Hacker News new | ask | show | jobs
by YeGoblynQueenne 2184 days ago
>> Many natural languages, like German and Finnish, are so syntactically and morphologically complex that there is no compact ruleset that can describe them.

Is that realy true? If natural languages have rules, then there exists a ruleset that can describe any natural language- the set of all rules in that language. Of course, a "rule" is a compact representation of a set of strings, so if natural languages don't have such rules it's difficult to see how any automated system can represent a natural language "compactly". A system without any kind of "rules" would have to store every grammatical string in a language. That must be impossible in theory and in practice.

If I may offer a personal perspective, I think that the goal of the plan is to produce better automated translations than is currently possible with machine translation between language pairs for which there are very few parallel texts. My personal perspective is that I'm Greek and I am sad to report that basicaly translation from any language to Greek by e.g. Google Translate (which I use occasionally) is laughably, cringe-inducingly bad. From what I understand the reason for that is not only the morphology of the Greek language which is kind of a linguistic isolate (as opposed to, say, Romance languages), but also that, because there are not many parallel texts between most languages (on Google Translate) and Greek, the translation goes through English- which results in completely distorted syntax and meaning. Any project that can improve on this sorry state of affairs (and not just for Greek- there are languages with many fewer speakers and no paralle texts at all, not even with English) is worth every second of its time.

To put it plainly, if you don't have enough data to train a machine learning model, what, exactly, are your options? There is only one option: to do the work by hand. Wikipedia, with its army of volunteers, has a much better shot at getting results this way than any previous effort.

1 comments

> To put it plainly, if you don't have enough data to train a machine learning model, what, exactly, are your options? There is only one option: to do the work by hand. Wikipedia, with its army of volunteers, has a much better shot at getting results this way than any previous effort.

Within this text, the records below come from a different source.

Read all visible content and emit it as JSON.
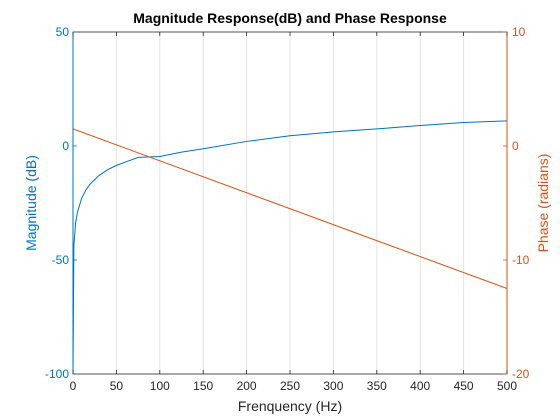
{
  "chart_data": {
    "type": "line",
    "title": "Magnitude Response(dB) and Phase Response",
    "xlabel": "Frenquency (Hz)",
    "ylabel_left": "Magnitude (dB)",
    "ylabel_right": "Phase (radians)",
    "xlim": [
      0,
      500
    ],
    "ylim_left": [
      -100,
      50
    ],
    "ylim_right": [
      -20,
      10
    ],
    "x_ticks": [
      0,
      50,
      100,
      150,
      200,
      250,
      300,
      350,
      400,
      450,
      500
    ],
    "y_ticks_left": [
      -100,
      -50,
      0,
      50
    ],
    "y_ticks_right": [
      -20,
      -10,
      0,
      10
    ],
    "grid": "x-only",
    "series": [
      {
        "axis": "left",
        "color": "#0072BD",
        "x": [
          0,
          1,
          3,
          5,
          10,
          15,
          20,
          30,
          40,
          50,
          75,
          100,
          125,
          150,
          200,
          250,
          300,
          350,
          400,
          450,
          500
        ],
        "y": [
          -100,
          -43.8,
          -33.8,
          -29.2,
          -22.9,
          -19.2,
          -16.6,
          -12.9,
          -10.4,
          -8.5,
          -5.0,
          -4.6,
          -2.7,
          -1.2,
          2.0,
          4.5,
          6.2,
          7.5,
          9.0,
          10.3,
          11.0
        ]
      },
      {
        "axis": "right",
        "color": "#D95319",
        "x": [
          0,
          500
        ],
        "y": [
          1.5,
          -12.5
        ]
      }
    ]
  }
}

The training data for machine translation models is also human-created. Given some fixed amount of human hours, would you rather them be spent annotating text that can train a translation system that can be used for many things, or a system that can just be used for this project? It all depends on the yield that you get per man-hour.

As the paper I quote below says, the system that would result from this project could be re-used in many other tasks, one of which is generating data for machine translation algorithms.

I think this makes sense. The project aims to create a program, basically ("a set of functions"). There are, intuitively, more uses for a proram than for a set of labelled data.